Suisse update No. 1
Mission: Leysin
You can't come to Switzerland and not go to Leysin. We decided to check out the area and go climbing with Steve Monks. Got onto him through the Rat and he invited us up for the weekend, nice fella!! Steve lives in a nice little villa above the town of Leysin with a wicked view of Le Valais and Les Dents Du Midi. He shares with a fellow Mountain Guide and business partner of ISM, Adrian.
On arrival we sat down to a nice cuppa and decided to head down the valley (due to shitty weather up high and Steve and Adrian's need to shop for their upcoming course) to a great little crag called Dorenaz. The rock at Dorenaz, Gneiss, is lovely! Nice and grippy under foot and quite slabby in places.
Steve and Adrian decided to "climb something a bit harder"; which we were glad to watch. We decided to take a cruiser approach and chewed into climbs in the 5b-6a range.
Leysin, Tour d'Ai
Leysin, a ski resort, is an awesome area for summer activities such as Mountain Biking, Flying (Wing and Parapente) and of course climbing up on the huge Tour d'Ai (home of the Sphinx) and Tour Mayen. There are some massive routes here. We camped up under la Tour d'Ai, a great vantage point for checking out routes. Unfortunately the weather wasn’t on our side and we only got one good day of climbing in. A wicked area none the less, and one to be revisited!!
Mission: Lyon River Festival
The Lyon River Festival, held in Lyon France, is an annual event and part of the European Freestyle Championship circuit. Lyon is about 2 hrs drive down the Autoroute from our doss near Nyon, Switzerland. We deffinately needed to fly the Rat banner and check out the event.
The Euros really know how to put an event on!! It was more like the Ripcurl Classic than any other sporting event I've been too. HUGE wave, giant TV screen next to a stage where the bands pumped out the tunes. Wicked festival atmosphere. We caught up with Matt Cooke (K1) from Britain and Stephan Paetsch (Foester, C1) from Germany. Two guys who totally connected with the Rat and are still flying banner since the Pre Worlds in January. Good to see some familiar faces!!

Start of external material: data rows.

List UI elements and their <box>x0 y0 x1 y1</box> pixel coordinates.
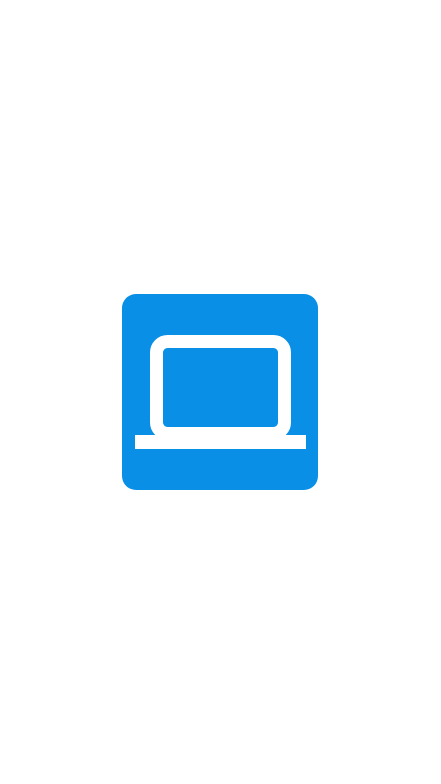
app-logo-tile <box>122 294 318 490</box>
laptop-base <box>135 435 306 449</box>
splash-screen <box>0 0 441 784</box>
laptop-icon <box>135 335 306 449</box>
laptop-screen <box>150 335 291 440</box>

Mission: Tour Salliere/Glacier du Mt. Ruan
We had an absolutely AMAZING trip into the mountains this past weekend It was an introductory Mountaineering course with the Club Alpin Suisse in the region of le Dents du Midi (the teeth of the south).
We drove to the alpine village of Champery in the Val-d'Illiez where we met our Mountain Guide, Marcus. Now this guy has a good job! Guiding people through the Alps climbing in summer and ski randonnee during the winter......yes please!!
From Champery we continued up the valley to a small crag called Barme, where Marcus taught the beginners rock climbing and rope techniques. Anna and I had a great time doing our own climbing at this crag, as we weren't required to do the session.
We stayed at the crag until about 2pm and then began the three-hour trek up to the Cabane de Susanfe. It was an extremely exciting and difficult walk, with chained traverses over cliff faces. Arriving at the Cabane was most welcome, but not as welcome as the BEER you could buy from the kitchen!!!!
The Suisse really know how to enjoy the great outdoors. All through the Alps are Cabanes that operate in pretty much the same way. 55 Francs (about AUS $65) buys you a bed, evening meal and breakfast. Not total luxury though. You sleep in dormitory style rooms in one giant bed. Snoring, farting, not much sleep etc..........
We were woken at 5am for a quick breakfast of fresh bread and jam and huge bowls of sweet black tea before starting our assent of the Tour Salliere via Le Glacier du Mt. Ruan. We had to leave so early to get the best climbing conditions on the glacier. It was a north face route and so stayed frozen and out of the sun until about 10am.
It was a mixed route of rock scrambling, snow and ice. The first third being rock (climbed in your walking boots) and the last two thirds being snow and ice. We cramponed and ice axed up through these sections in groups of three or four using Short Rope technique (where you are all tied into the rope in a line).
It took about 3.5 hrs to reach the summit Col. Unfortunately the sun had already been on the summit slope and subsequently it was out of condition for an assent. We climbed a smaller ridge on the other side of the col for a magnificent view of Mont Blanc and surrounding Alps.
The decent was quite EXCITING to say the least. We took our crampons off (to avoid nasty accidents) and walked/slipped straight down the face. When someone slipped or fell, the rest of the team (on each rope) had to arrest the fall by dropping to the slope and planting your axe deep into the snow.
We arrived back at the Cabane at around 2:30pm for lunch and then the return walk back down the mountain. It was truly on of the best things I have ever done in my life!!!!
We have heard back from ROC ROI in Sort, Spain and will be heading down there on the 28th of July to work for August. Looking forward to getting onto the water again.